World Cup shows international tourism opportunity is real

Andy Shepard, Special to The County
8 years ago

When the Maine Winter Sports Center (MWSC) built the Nordic Heritage Center in Presque Isle and the 10th Mountain Center in Fort Kent it was with a belief that world-class skiing infrastructure could give Aroostook County some resources to shine on the international stage.

We believed that infrastructure, combined with Aroostook County’s unique sense of community, the resourcefulness, the ability to come together when there was a chance to help one another, were just the attributes necessary to bring life to new a new layer of economic opportunity. We also believed if those facilities focused on biathlon — the #1 televised winter sport in Europe, with a viewership of over 1 billion — it could help shine a powerful spotlight on the people and beauty of Aroostook County.

When that vision was presented to the Libra Foundation of Portland they embraced the vision as well, funded our vision and construction of the venues.

Although the MWSC no longer owns the two venues, the world-class abilities of the volunteers who run the facilities, and who put on such incredible events, continue to be a powerful source of pride. Never more so than recently when over 500 volunteers from Aroostook County once again hosted the world at the Nordic Heritage Center (NHC).

This was the fourth Biathlon World Cup between the NHC and the 10th Mountain Center, (the NHC has also hosted two World Junior Biathlon Championships.) All have been exceedingly successful, with the 2011 World Cups in Presque Isle and Fort Kent generating over 140 million combined TV viewers worldwide, and the Men’s Mass Start race in Fort Kent generating the highest TV ratings ever for a single World Cup event.

Because of a shortage of housing in Fort Kent, the second World Cup in this year’s North American segment of the World Cup was held at 1988 Olympic site, Canmore, Alberta, with Presque Isle occurring the following weekend. I was honored to be a guest of the NHC Organizing Committee for the Feb. 13 relay events and I came away with two profound impressions:

Aroostook County’s Organizing Committee, which is universally considered by the European biathlon world as one of the best in the world, is the only one made up of volunteers. Because of the size of the sport around the world and the national and regional pride that comes with being chosen to host a world cup, all the other organizing committees are made up of armies of full-time, paid staff, supported by their national and/or state governments.

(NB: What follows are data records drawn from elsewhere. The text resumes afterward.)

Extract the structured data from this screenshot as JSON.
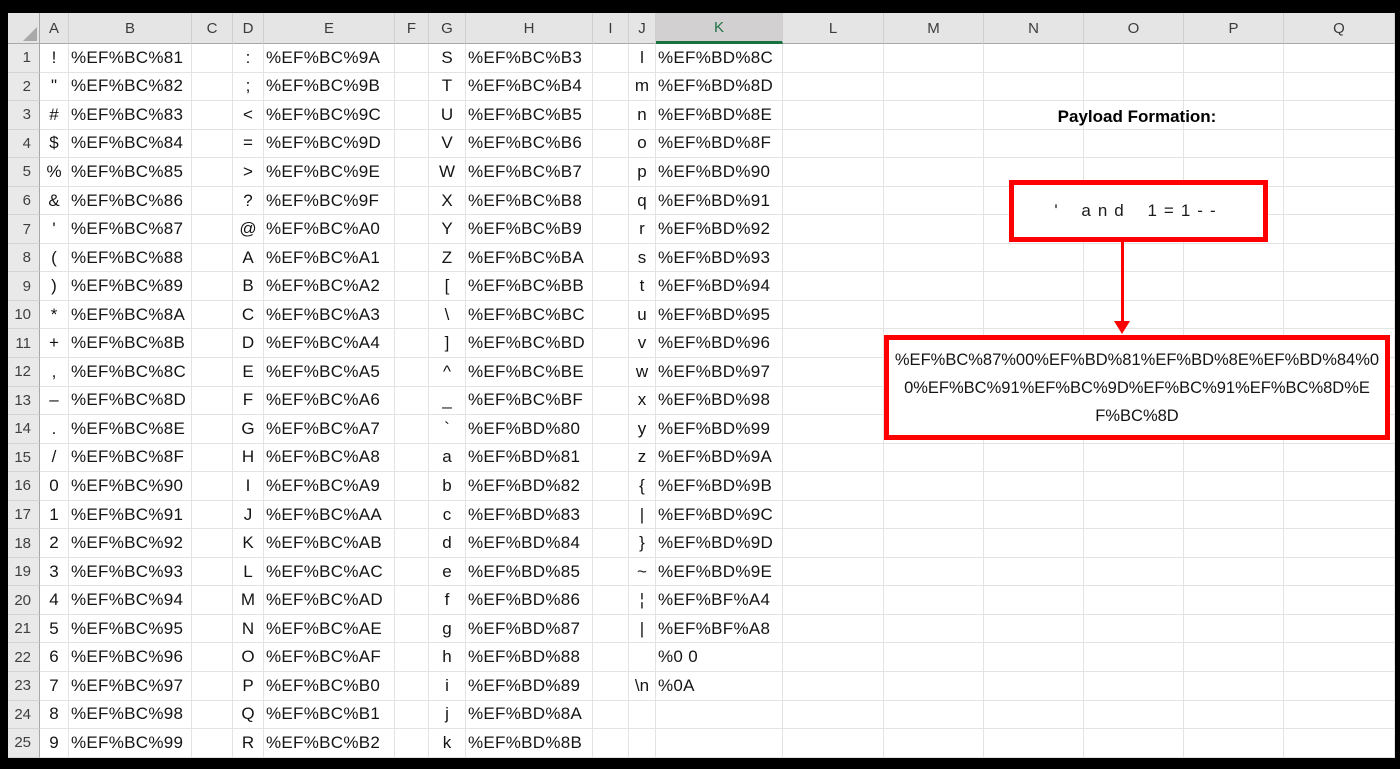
{
  "colors": {
    "accent_red": "#fe0000",
    "selection_green": "#1e7145",
    "header_gray": "#e5e5e5"
  },
  "grid": {
    "column_headers": [
      "A",
      "B",
      "C",
      "D",
      "E",
      "F",
      "G",
      "H",
      "I",
      "J",
      "K",
      "L",
      "M",
      "N",
      "O",
      "P",
      "Q"
    ],
    "selected_column": "K",
    "rows": [
      {
        "n": "1",
        "A": "!",
        "B": "%EF%BC%81",
        "D": ":",
        "E": "%EF%BC%9A",
        "G": "S",
        "H": "%EF%BC%B3",
        "J": "l",
        "K": "%EF%BD%8C"
      },
      {
        "n": "2",
        "A": "\"",
        "B": "%EF%BC%82",
        "D": ";",
        "E": "%EF%BC%9B",
        "G": "T",
        "H": "%EF%BC%B4",
        "J": "m",
        "K": "%EF%BD%8D"
      },
      {
        "n": "3",
        "A": "#",
        "B": "%EF%BC%83",
        "D": "<",
        "E": "%EF%BC%9C",
        "G": "U",
        "H": "%EF%BC%B5",
        "J": "n",
        "K": "%EF%BD%8E"
      },
      {
        "n": "4",
        "A": "$",
        "B": "%EF%BC%84",
        "D": "=",
        "E": "%EF%BC%9D",
        "G": "V",
        "H": "%EF%BC%B6",
        "J": "o",
        "K": "%EF%BD%8F"
      },
      {
        "n": "5",
        "A": "%",
        "B": "%EF%BC%85",
        "D": ">",
        "E": "%EF%BC%9E",
        "G": "W",
        "H": "%EF%BC%B7",
        "J": "p",
        "K": "%EF%BD%90"
      },
      {
        "n": "6",
        "A": "&",
        "B": "%EF%BC%86",
        "D": "?",
        "E": "%EF%BC%9F",
        "G": "X",
        "H": "%EF%BC%B8",
        "J": "q",
        "K": "%EF%BD%91"
      },
      {
        "n": "7",
        "A": "'",
        "B": "%EF%BC%87",
        "D": "@",
        "E": "%EF%BC%A0",
        "G": "Y",
        "H": "%EF%BC%B9",
        "J": "r",
        "K": "%EF%BD%92"
      },
      {
        "n": "8",
        "A": "(",
        "B": "%EF%BC%88",
        "D": "A",
        "E": "%EF%BC%A1",
        "G": "Z",
        "H": "%EF%BC%BA",
        "J": "s",
        "K": "%EF%BD%93"
      },
      {
        "n": "9",
        "A": ")",
        "B": "%EF%BC%89",
        "D": "B",
        "E": "%EF%BC%A2",
        "G": "[",
        "H": "%EF%BC%BB",
        "J": "t",
        "K": "%EF%BD%94"
      },
      {
        "n": "10",
        "A": "*",
        "B": "%EF%BC%8A",
        "D": "C",
        "E": "%EF%BC%A3",
        "G": "\\",
        "H": "%EF%BC%BC",
        "J": "u",
        "K": "%EF%BD%95"
      },
      {
        "n": "11",
        "A": "+",
        "B": "%EF%BC%8B",
        "D": "D",
        "E": "%EF%BC%A4",
        "G": "]",
        "H": "%EF%BC%BD",
        "J": "v",
        "K": "%EF%BD%96"
      },
      {
        "n": "12",
        "A": ",",
        "B": "%EF%BC%8C",
        "D": "E",
        "E": "%EF%BC%A5",
        "G": "^",
        "H": "%EF%BC%BE",
        "J": "w",
        "K": "%EF%BD%97"
      },
      {
        "n": "13",
        "A": "–",
        "B": "%EF%BC%8D",
        "D": "F",
        "E": "%EF%BC%A6",
        "G": "_",
        "H": "%EF%BC%BF",
        "J": "x",
        "K": "%EF%BD%98"
      },
      {
        "n": "14",
        "A": ".",
        "B": "%EF%BC%8E",
        "D": "G",
        "E": "%EF%BC%A7",
        "G": "`",
        "H": "%EF%BD%80",
        "J": "y",
        "K": "%EF%BD%99"
      },
      {
        "n": "15",
        "A": "/",
        "B": "%EF%BC%8F",
        "D": "H",
        "E": "%EF%BC%A8",
        "G": "a",
        "H": "%EF%BD%81",
        "J": "z",
        "K": "%EF%BD%9A"
      },
      {
        "n": "16",
        "A": "0",
        "B": "%EF%BC%90",
        "D": "I",
        "E": "%EF%BC%A9",
        "G": "b",
        "H": "%EF%BD%82",
        "J": "{",
        "K": "%EF%BD%9B"
      },
      {
        "n": "17",
        "A": "1",
        "B": "%EF%BC%91",
        "D": "J",
        "E": "%EF%BC%AA",
        "G": "c",
        "H": "%EF%BD%83",
        "J": "|",
        "K": "%EF%BD%9C"
      },
      {
        "n": "18",
        "A": "2",
        "B": "%EF%BC%92",
        "D": "K",
        "E": "%EF%BC%AB",
        "G": "d",
        "H": "%EF%BD%84",
        "J": "}",
        "K": "%EF%BD%9D"
      },
      {
        "n": "19",
        "A": "3",
        "B": "%EF%BC%93",
        "D": "L",
        "E": "%EF%BC%AC",
        "G": "e",
        "H": "%EF%BD%85",
        "J": "~",
        "K": "%EF%BD%9E"
      },
      {
        "n": "20",
        "A": "4",
        "B": "%EF%BC%94",
        "D": "M",
        "E": "%EF%BC%AD",
        "G": "f",
        "H": "%EF%BD%86",
        "J": "¦",
        "K": "%EF%BF%A4"
      },
      {
        "n": "21",
        "A": "5",
        "B": "%EF%BC%95",
        "D": "N",
        "E": "%EF%BC%AE",
        "G": "g",
        "H": "%EF%BD%87",
        "J": "|",
        "K": "%EF%BF%A8"
      },
      {
        "n": "22",
        "A": "6",
        "B": "%EF%BC%96",
        "D": "O",
        "E": "%EF%BC%AF",
        "G": "h",
        "H": "%EF%BD%88",
        "J": "",
        "K": "%0 0"
      },
      {
        "n": "23",
        "A": "7",
        "B": "%EF%BC%97",
        "D": "P",
        "E": "%EF%BC%B0",
        "G": "i",
        "H": "%EF%BD%89",
        "J": "\\n",
        "K": "%0A"
      },
      {
        "n": "24",
        "A": "8",
        "B": "%EF%BC%98",
        "D": "Q",
        "E": "%EF%BC%B1",
        "G": "j",
        "H": "%EF%BD%8A"
      },
      {
        "n": "25",
        "A": "9",
        "B": "%EF%BC%99",
        "D": "R",
        "E": "%EF%BC%B2",
        "G": "k",
        "H": "%EF%BD%8B"
      }
    ]
  },
  "annotation": {
    "title": "Payload Formation:",
    "payload_plain": "' and 1=1--",
    "payload_encoded": "%EF%BC%87%00%EF%BD%81%EF%BD%8E%EF%BD%84%00%EF%BC%91%EF%BC%9D%EF%BC%91%EF%BC%8D%EF%BC%8D"
  }
}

From the time I arrived in Presque Isle Friday afternoon until we left Sunday it was clear that Europe had found Presque Isle. In past event there were always a few international visitors, but Russian, Polish, German and Canadian fans dominated the restaurant I was at on Friday night, and the stands on Saturday were filled with all those, plus Ukrainians, Swedes and Norwegians who had traveled halfway around the world to check out this new center of biathlon in America.

I see the latter as a real breakthrough in the effort to generate international tourism opportunities for The County. When the County World Cup’s are shown on TV they get exceptional ratings in Europe. People are tuning in to watch the races, but they are also interested in seeing what this new location is all about.

The growing international audience makes it clear they like what they see. The next layer of opportunity is to now fully leverage their interest, and any visits to the area, with a marketing effort to tell them all the things they can do in the spring, summer and fall.

In the words of World Cup point’s leaders, France’s Simon Fourcade, who uncharacteristically reached out to the media to tell them how exceptional this World Cup was, “This world cup was perfect. The crowds of children, all cheering for everyone who raced, not just American’s, was special. The track was perfect. The organizing committee was perfect. This is a good reminder to the world why we should come to America.”

Andy Shepard of Yarmouth is president and CEO of Maine Winter Sports Center, which is a company dedicated to outdoor education, through sport and adventure.